Smad transcription factors mediate the actions of transforming growth factor‐β (TGF‐β) cytokines during development and tissue homeostasis. TGF‐β receptor‐activated Smad2 regulates gene expression by associating with transcriptional co‐activators or co‐repressors. The Smad co‐repressor TGIF competes with the co‐activator p300 for Smad2 association, such that TGIF abundance helps determine the outcome of a TGF‐β response.
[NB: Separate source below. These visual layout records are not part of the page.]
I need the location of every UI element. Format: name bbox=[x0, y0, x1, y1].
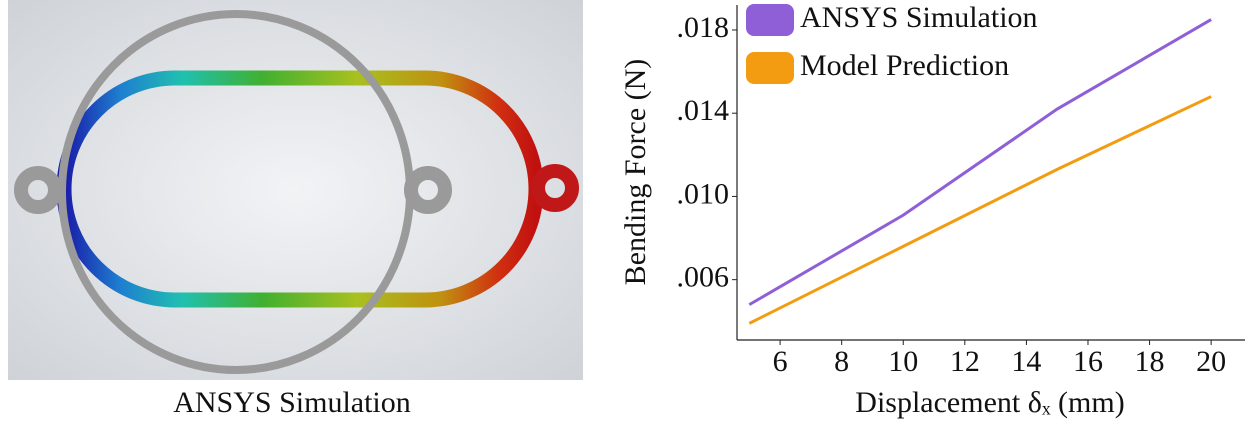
y-tick-label: .018 bbox=[677, 11, 730, 44]
x-tick-label: 12 bbox=[950, 345, 980, 378]
series-line bbox=[749, 97, 1211, 324]
legend-swatch bbox=[746, 52, 794, 84]
x-tick-label: 8 bbox=[834, 345, 849, 378]
x-tick-label: 20 bbox=[1196, 345, 1226, 378]
image-caption: ANSYS Simulation bbox=[173, 386, 411, 419]
x-tick-label: 6 bbox=[773, 345, 788, 378]
x-tick-label: 16 bbox=[1073, 345, 1103, 378]
y-axis-label: Bending Force (N) bbox=[619, 59, 652, 286]
legend-label: ANSYS Simulation bbox=[800, 1, 1038, 34]
x-tick-label: 14 bbox=[1011, 345, 1041, 378]
x-axis-label: Displacement δₓ (mm) bbox=[855, 386, 1124, 419]
y-tick-label: .010 bbox=[677, 177, 730, 210]
x-tick-label: 10 bbox=[888, 345, 918, 378]
image-background bbox=[8, 0, 583, 380]
figure: ANSYS Simulation Bending Force (N) Displ… bbox=[0, 0, 1249, 428]
simulation-image bbox=[8, 0, 583, 380]
y-tick-label: .014 bbox=[677, 94, 730, 127]
legend-label: Model Prediction bbox=[800, 49, 1009, 82]
x-tick-label: 18 bbox=[1135, 345, 1165, 378]
y-tick-label: .006 bbox=[677, 261, 730, 294]
legend-swatch bbox=[746, 4, 794, 36]
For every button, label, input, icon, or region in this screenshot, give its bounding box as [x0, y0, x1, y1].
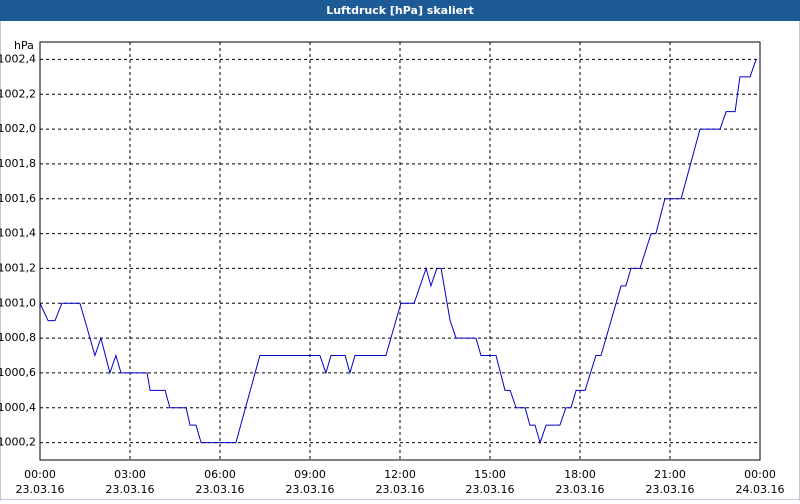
y-unit: hPa	[14, 39, 34, 52]
x-tick-sublabel: 24.03.16	[736, 483, 785, 496]
x-tick-sublabel: 23.03.16	[646, 483, 695, 496]
x-tick-sublabel: 23.03.16	[466, 483, 515, 496]
x-tick-label: 15:00	[474, 468, 506, 481]
y-tick-label: 1002,2	[0, 87, 36, 100]
y-tick-label: 1001,4	[0, 227, 36, 240]
x-tick-sublabel: 23.03.16	[196, 483, 245, 496]
x-tick-label: 21:00	[654, 468, 686, 481]
x-tick-sublabel: 23.03.16	[286, 483, 335, 496]
x-tick-label: 06:00	[204, 468, 236, 481]
y-tick-label: 1000,2	[0, 436, 36, 449]
x-tick-label: 18:00	[564, 468, 596, 481]
x-tick-label: 03:00	[114, 468, 146, 481]
x-tick-label: 00:00	[744, 468, 776, 481]
y-tick-label: 1001,8	[0, 157, 36, 170]
line-series	[39, 59, 757, 445]
x-tick-sublabel: 23.03.16	[556, 483, 605, 496]
x-tick-label: 12:00	[384, 468, 416, 481]
x-tick-sublabel: 23.03.16	[376, 483, 425, 496]
x-tick-label: 00:00	[24, 468, 56, 481]
y-tick-label: 1001,2	[0, 261, 36, 274]
chart-title: Luftdruck [hPa] skaliert	[326, 4, 474, 17]
y-tick-label: 1000,8	[0, 331, 36, 344]
y-tick-label: 1000,6	[0, 366, 36, 379]
y-tick-label: 1000,4	[0, 401, 36, 414]
x-tick-label: 09:00	[294, 468, 326, 481]
x-tick-sublabel: 23.03.16	[16, 483, 65, 496]
y-tick-label: 1001,6	[0, 192, 36, 205]
y-tick-label: 1001,0	[0, 296, 36, 309]
y-tick-label: 1002,4	[0, 52, 36, 65]
x-tick-sublabel: 23.03.16	[106, 483, 155, 496]
title-bar	[0, 0, 800, 21]
y-tick-label: 1002,0	[0, 122, 36, 135]
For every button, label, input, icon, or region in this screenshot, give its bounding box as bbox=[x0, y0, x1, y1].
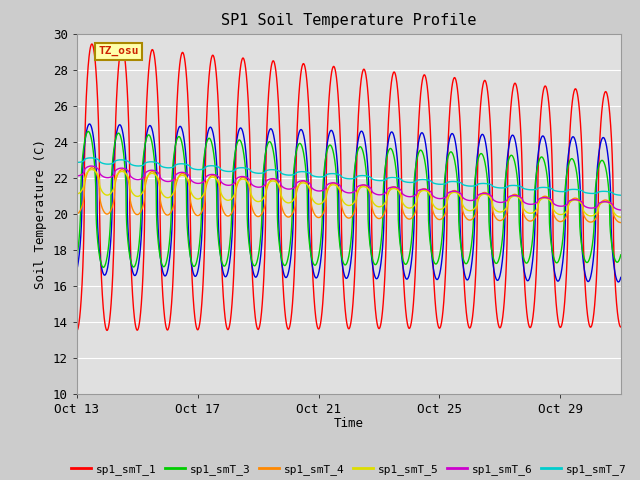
Y-axis label: Soil Temperature (C): Soil Temperature (C) bbox=[34, 139, 47, 288]
Title: SP1 Soil Temperature Profile: SP1 Soil Temperature Profile bbox=[221, 13, 477, 28]
Legend: sp1_smT_1, sp1_smT_2, sp1_smT_3, sp1_smT_4, sp1_smT_5, sp1_smT_6, sp1_smT_7: sp1_smT_1, sp1_smT_2, sp1_smT_3, sp1_smT… bbox=[67, 460, 631, 480]
X-axis label: Time: Time bbox=[334, 417, 364, 430]
Text: TZ_osu: TZ_osu bbox=[99, 46, 139, 57]
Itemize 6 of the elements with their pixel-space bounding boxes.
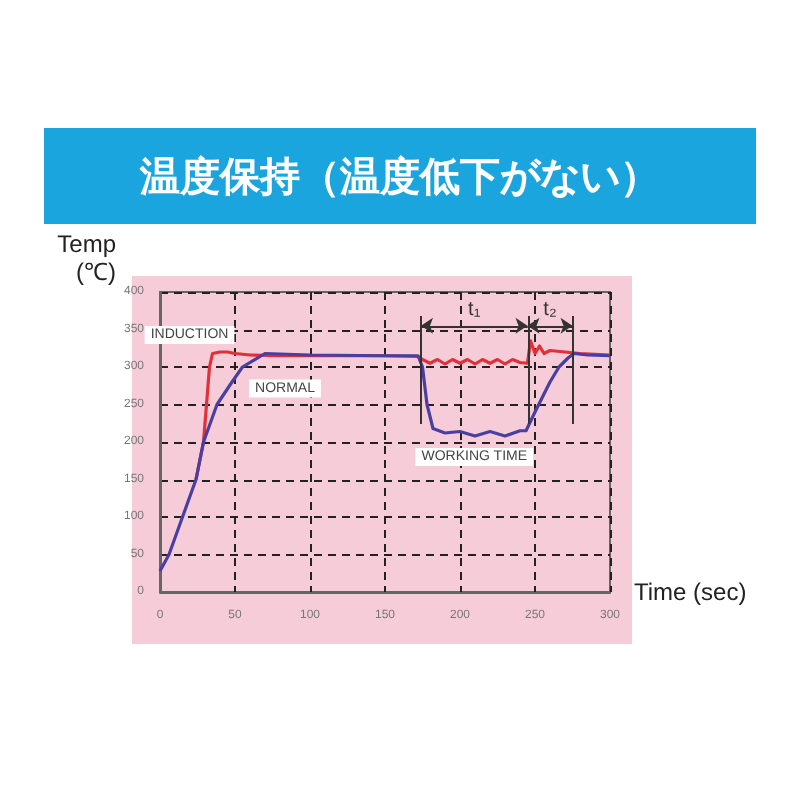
annotation: t₂ bbox=[543, 299, 557, 321]
x-axis-title: Time (sec) bbox=[634, 578, 747, 606]
chart-title: 温度保持（温度低下がない） bbox=[138, 152, 660, 200]
line-series bbox=[158, 351, 612, 573]
annotation: t₁ bbox=[468, 299, 482, 321]
y-axis-title: Temp (℃) bbox=[57, 230, 117, 287]
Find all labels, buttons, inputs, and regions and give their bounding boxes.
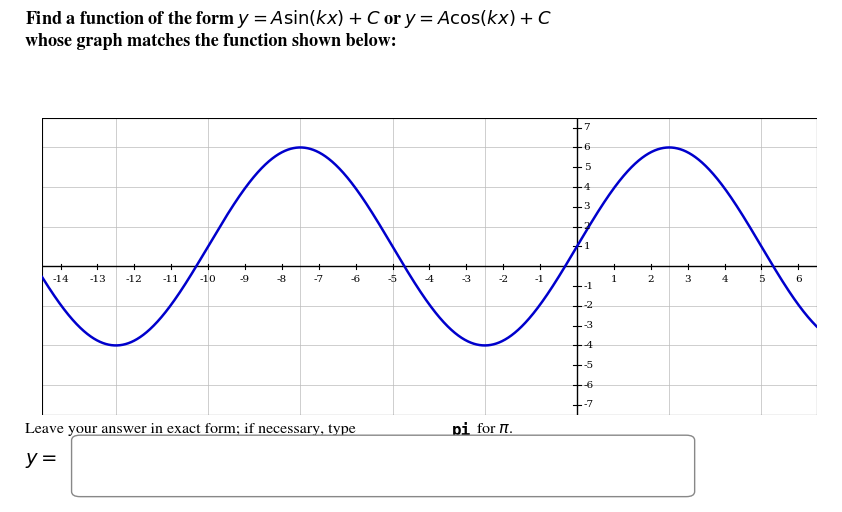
- Text: -4: -4: [424, 275, 434, 284]
- Text: 4: 4: [722, 275, 727, 284]
- Text: 1: 1: [584, 242, 590, 251]
- Text: -1: -1: [535, 275, 545, 284]
- Text: 2: 2: [647, 275, 654, 284]
- Text: 4: 4: [584, 183, 590, 191]
- Text: -7: -7: [314, 275, 324, 284]
- Text: 6: 6: [795, 275, 802, 284]
- Text: -5: -5: [584, 361, 594, 370]
- Text: -8: -8: [277, 275, 287, 284]
- Text: -2: -2: [498, 275, 509, 284]
- Text: 3: 3: [584, 202, 590, 211]
- Text: -14: -14: [52, 275, 69, 284]
- Text: whose graph matches the function shown below:: whose graph matches the function shown b…: [25, 33, 397, 50]
- Text: 5: 5: [584, 163, 590, 172]
- Text: 1: 1: [610, 275, 617, 284]
- Text: 6: 6: [584, 143, 590, 152]
- Text: 3: 3: [685, 275, 691, 284]
- Text: -2: -2: [584, 302, 594, 310]
- Text: -10: -10: [200, 275, 216, 284]
- Text: -11: -11: [163, 275, 179, 284]
- Text: 7: 7: [584, 123, 590, 132]
- Text: pi: pi: [452, 422, 472, 438]
- Text: -4: -4: [584, 341, 594, 350]
- Text: -3: -3: [584, 321, 594, 330]
- Text: Leave your answer in exact form; if necessary, type: Leave your answer in exact form; if nece…: [25, 422, 360, 436]
- Text: Find a function of the form $y = A\sin(kx) + C$ or $y = A\cos(kx) + C$: Find a function of the form $y = A\sin(k…: [25, 8, 552, 30]
- Text: -3: -3: [461, 275, 472, 284]
- Text: 2: 2: [584, 222, 590, 231]
- Text: -7: -7: [584, 400, 594, 409]
- Text: for $\pi$.: for $\pi$.: [472, 422, 513, 436]
- Text: -9: -9: [240, 275, 250, 284]
- Text: -5: -5: [387, 275, 397, 284]
- Text: -12: -12: [126, 275, 142, 284]
- Text: -6: -6: [350, 275, 360, 284]
- Text: $y =$: $y =$: [25, 451, 57, 471]
- Text: -13: -13: [89, 275, 106, 284]
- Text: 5: 5: [758, 275, 765, 284]
- Text: -1: -1: [584, 282, 594, 290]
- Text: -6: -6: [584, 380, 594, 390]
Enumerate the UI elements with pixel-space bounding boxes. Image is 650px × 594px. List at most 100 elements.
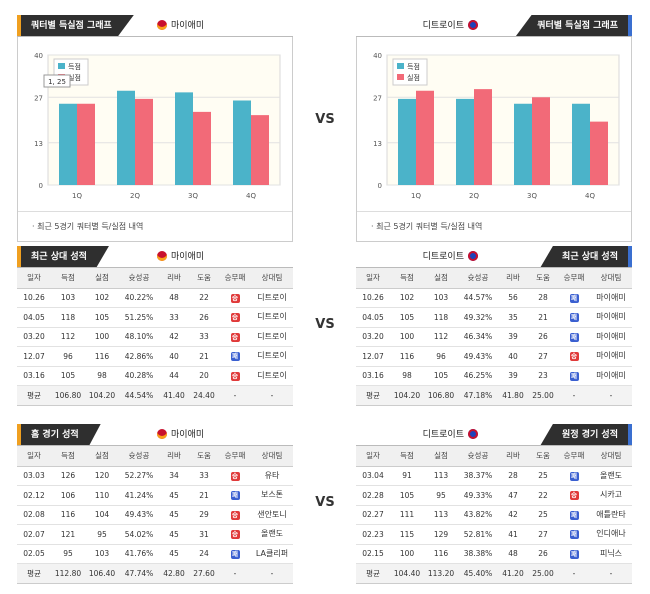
- column-header: 리바: [159, 268, 189, 289]
- table-cell: 45: [159, 505, 189, 525]
- table-cell: 105: [424, 366, 458, 386]
- bar-실점-1Q[interactable]: [416, 90, 434, 185]
- average-cell: 25.00: [528, 563, 558, 584]
- column-header: 도움: [189, 268, 219, 289]
- bar-득점-1Q[interactable]: [59, 103, 77, 185]
- bar-득점-4Q[interactable]: [233, 100, 251, 186]
- bar-득점-2Q[interactable]: [117, 90, 135, 185]
- table-cell: 29: [189, 505, 219, 525]
- win-badge: 승: [230, 293, 240, 303]
- table-cell: 98: [85, 366, 119, 386]
- team-name: 마이애미: [153, 246, 204, 268]
- table-cell: 95: [51, 544, 85, 564]
- table-cell: 39: [498, 366, 528, 386]
- panel-header: 쿼터별 득실점 그래프 마이애미: [17, 15, 293, 37]
- stats-table: 일자 득점 실점 슛성공 리바 도움 승무패 상대팀 10.26 103 102 40.22% 48 22…: [17, 268, 293, 406]
- average-cell: 104.20: [390, 385, 424, 406]
- table-cell: 103: [424, 288, 458, 308]
- table-cell: 98: [390, 366, 424, 386]
- column-header: 실점: [85, 268, 119, 289]
- team-name: 디트로이트: [423, 246, 482, 268]
- bar-득점-4Q[interactable]: [572, 103, 590, 185]
- legend-label: 득점: [68, 63, 81, 71]
- tooltip-text: 1, 25: [48, 78, 66, 86]
- table-cell: 49.33%: [458, 485, 498, 506]
- table-cell: 23: [528, 366, 558, 386]
- table-cell: 26: [528, 544, 558, 564]
- table-cell: 22: [189, 288, 219, 308]
- result-cell: 승: [219, 327, 251, 347]
- column-header: 도움: [189, 446, 219, 467]
- loss-badge: 패: [230, 549, 240, 559]
- bar-실점-4Q[interactable]: [590, 121, 608, 185]
- table-cell: 100: [390, 327, 424, 347]
- column-header: 슛성공: [119, 446, 159, 467]
- column-header: 득점: [390, 446, 424, 467]
- table-cell: 03.20: [356, 327, 390, 347]
- result-cell: 패: [558, 288, 590, 308]
- result-cell: 승: [219, 288, 251, 308]
- table-cell: 43.82%: [458, 505, 498, 525]
- average-cell: 41.80: [498, 385, 528, 406]
- table-row: 12.07 116 96 49.43% 40 27 승 마이애미: [356, 346, 632, 367]
- bar-득점-1Q[interactable]: [398, 98, 416, 185]
- bar-실점-3Q[interactable]: [532, 97, 550, 185]
- bar-실점-4Q[interactable]: [251, 115, 269, 185]
- bar-실점-2Q[interactable]: [135, 98, 153, 185]
- average-cell: 47.18%: [458, 385, 498, 406]
- table-cell: 디트로이: [251, 288, 293, 308]
- heat-logo-icon: [157, 250, 167, 261]
- table-row: 12.07 96 116 42.86% 40 21 패 디트로이: [17, 346, 293, 367]
- table-cell: 샌안토니: [251, 505, 293, 525]
- table-cell: 마이애미: [590, 346, 632, 367]
- table-cell: 105: [51, 366, 85, 386]
- bar-득점-3Q[interactable]: [514, 103, 532, 185]
- result-cell: 패: [558, 466, 590, 486]
- bar-실점-2Q[interactable]: [474, 89, 492, 185]
- average-cell: 104.40: [390, 563, 424, 584]
- column-header: 상대팀: [251, 446, 293, 467]
- quarter-chart: 0 13 27 40 1Q 2Q 3Q 4Q 득점 실점 1, 25 · 최근 5경기 쿼터별 득/…: [17, 37, 293, 242]
- bar-실점-1Q[interactable]: [77, 103, 95, 185]
- table-row: 10.26 103 102 40.22% 48 22 승 디트로이: [17, 288, 293, 308]
- bar-득점-3Q[interactable]: [175, 92, 193, 185]
- loss-badge: 패: [569, 313, 579, 323]
- table-cell: 52.81%: [458, 524, 498, 545]
- column-header: 실점: [424, 446, 458, 467]
- table-row: 03.20 112 100 48.10% 42 33 승 디트로이: [17, 327, 293, 347]
- average-cell: 106.80: [51, 385, 85, 406]
- result-cell: 패: [219, 346, 251, 367]
- win-badge: 승: [230, 332, 240, 342]
- y-tick-label: 27: [34, 94, 43, 102]
- bar-실점-3Q[interactable]: [193, 111, 211, 185]
- column-header: 일자: [356, 268, 390, 289]
- average-cell: 평균: [356, 563, 390, 584]
- table-cell: 42: [498, 505, 528, 525]
- quarter-chart: 0 13 27 40 1Q 2Q 3Q 4Q 득점 실점 · 최근 5경기 쿼터별 득/실점 내역: [356, 37, 632, 242]
- table-cell: 보스톤: [251, 485, 293, 506]
- table-cell: 38.38%: [458, 544, 498, 564]
- table-cell: 12.07: [17, 346, 51, 367]
- column-header: 승무패: [558, 268, 590, 289]
- bar-득점-2Q[interactable]: [456, 98, 474, 185]
- table-cell: 27: [528, 346, 558, 367]
- table-cell: 41.24%: [119, 485, 159, 506]
- table-cell: 116: [51, 505, 85, 525]
- loss-badge: 패: [569, 530, 579, 540]
- average-cell: 44.54%: [119, 385, 159, 406]
- x-tick-label: 4Q: [246, 192, 256, 200]
- stats-table: 일자 득점 실점 슛성공 리바 도움 승무패 상대팀 03.04 91 113 38.37% 28 25 패…: [356, 446, 632, 584]
- legend-swatch: [397, 74, 404, 80]
- table-cell: 22: [528, 485, 558, 506]
- column-header: 리바: [498, 268, 528, 289]
- table-cell: 104: [85, 505, 119, 525]
- table-cell: 49.43%: [458, 346, 498, 367]
- panel-title: 원정 경기 성적: [540, 424, 632, 446]
- pistons-logo-icon: [468, 19, 478, 30]
- table-cell: 28: [528, 288, 558, 308]
- result-cell: 승: [219, 466, 251, 486]
- column-header: 일자: [356, 446, 390, 467]
- x-tick-label: 1Q: [411, 192, 421, 200]
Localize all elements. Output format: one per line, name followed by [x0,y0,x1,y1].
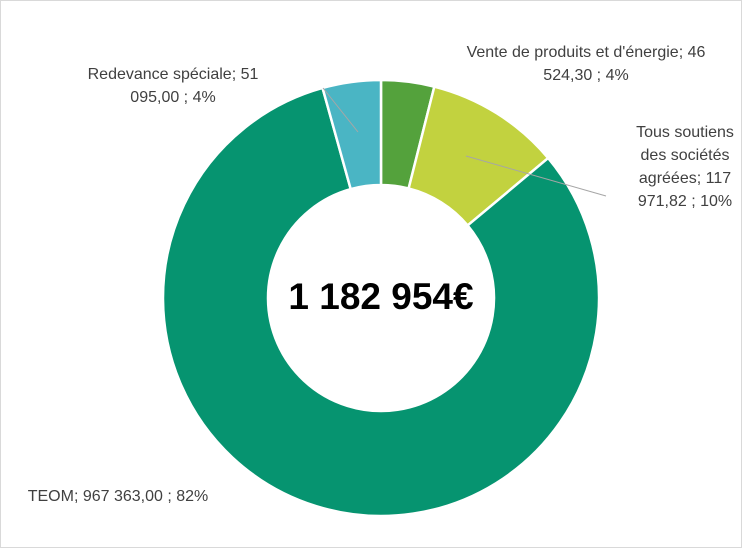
slices [161,78,601,518]
donut-slice [321,78,383,191]
data-label: Redevance spéciale; 51 095,00 ; 4% [87,66,259,106]
data-label: Tous soutiens des sociétés agréées; 117 … [636,124,734,210]
leader-line [322,87,359,133]
data-label: Vente de produits et d'énergie; 46 524,3… [466,44,706,84]
leader-line [465,155,607,197]
center-label: 1 182 954€ [288,276,473,317]
data-label: TEOM; 967 363,00 ; 82% [27,488,209,505]
donut-slice [161,86,601,518]
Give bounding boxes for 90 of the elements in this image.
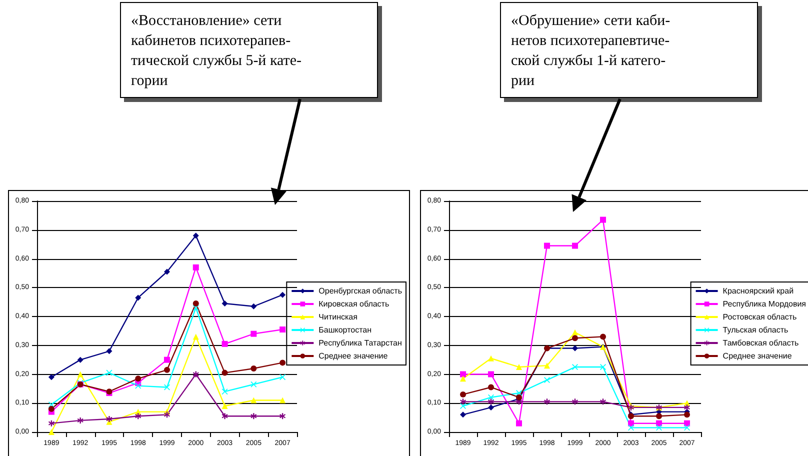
point <box>106 416 112 422</box>
point <box>222 413 228 420</box>
legend-label: Башкортостан <box>318 326 372 334</box>
point <box>192 232 199 239</box>
point <box>460 376 466 382</box>
legend-label: Кировская область <box>318 300 390 308</box>
text: «Обрушение» сети каби- нетов психотерапевтиче- ской службы 1-й катего- рии <box>500 2 758 98</box>
point <box>192 371 199 378</box>
point <box>280 326 286 332</box>
point <box>600 398 606 405</box>
point <box>222 340 228 347</box>
point <box>488 404 494 410</box>
point <box>544 398 550 405</box>
point <box>222 300 228 307</box>
legend-label: Тульская область <box>722 326 788 334</box>
legend-label: Ростовская область <box>722 312 797 322</box>
point <box>572 345 578 352</box>
point <box>516 390 522 396</box>
point <box>192 300 199 307</box>
point <box>572 335 578 342</box>
point <box>250 381 257 388</box>
legend-label: Красноярский край <box>722 286 794 296</box>
point <box>77 356 84 363</box>
point <box>684 412 690 418</box>
point <box>488 355 494 362</box>
point <box>250 413 257 420</box>
point <box>544 362 550 369</box>
point <box>684 404 690 410</box>
point <box>77 417 84 424</box>
point <box>628 420 634 426</box>
point <box>164 366 170 373</box>
point <box>516 364 522 370</box>
point <box>460 398 466 405</box>
point <box>48 406 54 412</box>
point <box>192 304 199 311</box>
point <box>280 292 286 298</box>
point <box>488 398 494 405</box>
point <box>572 242 578 249</box>
point <box>460 412 466 418</box>
point <box>135 413 142 420</box>
point <box>222 370 228 376</box>
legend-label: Читинская <box>318 312 358 322</box>
point <box>488 384 494 390</box>
point <box>48 429 54 435</box>
legend-label: Республика Татарстан <box>318 338 402 348</box>
point <box>280 374 286 380</box>
point <box>460 403 466 410</box>
point <box>572 364 578 370</box>
point <box>164 356 170 363</box>
point <box>280 413 286 420</box>
point <box>600 334 606 340</box>
point <box>135 382 142 389</box>
point <box>250 397 257 404</box>
point <box>684 420 690 426</box>
point <box>250 303 257 310</box>
point <box>544 242 550 249</box>
point <box>48 402 54 408</box>
point <box>192 264 199 270</box>
point <box>460 371 466 378</box>
point <box>656 420 662 426</box>
point <box>250 365 257 372</box>
legend-label: Республика Мордовия <box>722 300 806 308</box>
text: «Восстановление» сети кабинетов психотерапев- тической службы 5-й кате- гории <box>120 2 378 98</box>
point <box>460 391 466 398</box>
point <box>106 370 112 376</box>
point <box>280 360 286 366</box>
point <box>222 403 228 410</box>
point <box>516 420 522 426</box>
point <box>192 334 199 340</box>
point <box>572 398 578 405</box>
point <box>164 412 170 418</box>
point <box>656 413 662 420</box>
point <box>77 371 84 378</box>
point <box>572 329 578 336</box>
point <box>250 330 257 337</box>
point <box>280 397 286 404</box>
point <box>135 376 142 382</box>
point <box>544 377 550 384</box>
legend-label: Тамбовская область <box>722 338 799 348</box>
point <box>600 364 606 370</box>
point <box>48 420 54 426</box>
point <box>135 294 142 301</box>
point <box>488 371 494 378</box>
point <box>48 374 54 380</box>
legend-label: Среднее значение <box>318 352 388 360</box>
point <box>600 216 606 223</box>
legend-label: Оренбургская область <box>318 286 402 296</box>
point <box>106 348 112 354</box>
point <box>164 268 170 275</box>
legend-label: Среднее значение <box>722 352 792 360</box>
Small alterations in the physiological levels of TGIF can have profound effects on human development, as shown by the devastating brain and craniofacial developmental defects in heterozygotes carrying a hypomorphic TGIF mutant allele. Here we show that TGIF levels modulate sensitivity to TGF‐β‐mediated growth inhibition, that TGIF is a short‐lived protein and that epidermal growth factor (EGF) signaling via the Ras–Mek pathway causes the phosphorylation of TGIF at two Erk MAP kinase sites, leading to TGIF stabilization and favoring the formation of Smad2–TGIF co‐repressor complexes in response to TGF‐β. These results identify the first mechanism for regulating TGIF levels and suggest a potential link for Smad and Ras pathway convergence at the transcriptional level.